Jack and Ennis are poorly educated country boys, and Proulx helps us feel that in the way they speak. They don't use grammar well, and she often deliberately misspells words just to show us how simply and plainly they speak. Even when they talk about important things, like how they feel about each other, their words are nowhere near fancy. When Ennis describes to Jack what happened after they left Brokeback, he says, "I had gut cramps so bad I pulled over and tried to puke, thought I ate somethin bad at that place in Dubois. Took me about a year a figure out it was that I shouldn't a let you out a my sights" (68). Other characters use the same kind of tone, so we know that it's the culture, not just these two guys.
Proulx likes to get to the point, so she doesn't spend a lot of time discussing appearance.

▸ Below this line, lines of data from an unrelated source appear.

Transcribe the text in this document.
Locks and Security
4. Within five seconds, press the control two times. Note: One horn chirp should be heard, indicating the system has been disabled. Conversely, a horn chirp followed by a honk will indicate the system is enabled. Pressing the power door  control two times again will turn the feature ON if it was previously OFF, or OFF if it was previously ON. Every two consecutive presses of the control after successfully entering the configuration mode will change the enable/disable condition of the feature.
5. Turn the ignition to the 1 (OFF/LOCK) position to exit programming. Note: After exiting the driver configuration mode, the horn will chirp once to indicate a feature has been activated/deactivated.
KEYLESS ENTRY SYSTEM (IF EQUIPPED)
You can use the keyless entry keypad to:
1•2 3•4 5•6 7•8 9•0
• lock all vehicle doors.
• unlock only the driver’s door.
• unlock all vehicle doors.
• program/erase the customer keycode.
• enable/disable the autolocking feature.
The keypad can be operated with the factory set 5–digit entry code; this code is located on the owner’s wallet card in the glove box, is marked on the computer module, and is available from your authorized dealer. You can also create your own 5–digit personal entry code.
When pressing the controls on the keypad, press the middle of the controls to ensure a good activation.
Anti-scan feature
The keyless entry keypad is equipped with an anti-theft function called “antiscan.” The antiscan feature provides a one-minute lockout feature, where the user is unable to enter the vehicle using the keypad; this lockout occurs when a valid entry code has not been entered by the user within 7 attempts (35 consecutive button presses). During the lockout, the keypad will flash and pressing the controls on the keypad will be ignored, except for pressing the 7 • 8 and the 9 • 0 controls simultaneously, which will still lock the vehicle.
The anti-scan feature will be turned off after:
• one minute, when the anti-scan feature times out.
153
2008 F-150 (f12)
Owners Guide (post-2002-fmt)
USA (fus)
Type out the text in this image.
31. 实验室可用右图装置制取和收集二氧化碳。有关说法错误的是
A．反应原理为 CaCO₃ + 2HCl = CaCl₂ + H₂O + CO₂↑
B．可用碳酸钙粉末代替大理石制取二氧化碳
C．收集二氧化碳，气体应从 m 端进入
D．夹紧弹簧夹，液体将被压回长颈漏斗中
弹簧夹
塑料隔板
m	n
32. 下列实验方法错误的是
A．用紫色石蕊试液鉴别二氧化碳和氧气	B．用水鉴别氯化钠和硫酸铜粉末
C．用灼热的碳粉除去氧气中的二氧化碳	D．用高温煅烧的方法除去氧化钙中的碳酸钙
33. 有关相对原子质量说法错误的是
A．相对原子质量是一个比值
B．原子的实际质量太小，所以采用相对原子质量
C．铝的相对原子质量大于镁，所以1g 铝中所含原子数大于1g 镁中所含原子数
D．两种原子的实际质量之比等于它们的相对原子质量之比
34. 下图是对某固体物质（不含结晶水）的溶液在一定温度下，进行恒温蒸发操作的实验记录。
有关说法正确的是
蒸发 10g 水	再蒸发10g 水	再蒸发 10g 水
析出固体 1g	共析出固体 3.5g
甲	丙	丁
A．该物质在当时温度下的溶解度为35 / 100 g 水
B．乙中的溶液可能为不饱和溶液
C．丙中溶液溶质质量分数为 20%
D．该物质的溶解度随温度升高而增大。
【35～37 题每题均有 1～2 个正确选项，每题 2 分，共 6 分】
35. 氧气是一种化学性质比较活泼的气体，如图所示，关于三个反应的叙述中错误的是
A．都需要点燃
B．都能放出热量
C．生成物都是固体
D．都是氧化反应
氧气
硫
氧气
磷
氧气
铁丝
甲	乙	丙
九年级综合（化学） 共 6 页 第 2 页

That means that the physical descriptions she does include really count.
Both Ennis and Jack share the look of poor country boys, used to the outdoor life and without two pennies to rub together. Jack "seemed fair enough with his curly hair and quick laugh, but for a small man he carried some weight in the haunch and his smile disclosed buckteeth, not pronounced enough to let him eat popcorn out of the neck of a jug, but noticeable. He was infatuated with the rodeo life and fastened his belt with a minor bull-riding buckle, but his boots were worn to the quick, holed beyond repair" (7). Ennis, "high-arched nose and narrow face, was scruffy and a little cave-chested, balanced a small torso on long, caliper legs, possessed a muscular and supple body made for the horse and for fighting" (8). So yeah, they're not exactly the tea-and-cozies types, which lets us know a lot about them very early on.
These are physical men, and everything they do reflects it. They move fast and suddenly, and nothing they do is particularly subtle. Their actions—and specifically the decisiveness of their actions—also say a lot about how they feel about their love. Ennis "ran full-throttle on all roads whether fence mending or money spending" (29), and Jack "took the stairs two by two" (47) when coming to see Ennis. Since these guys aren't much at using their words, it stands to reason that what they do would define them.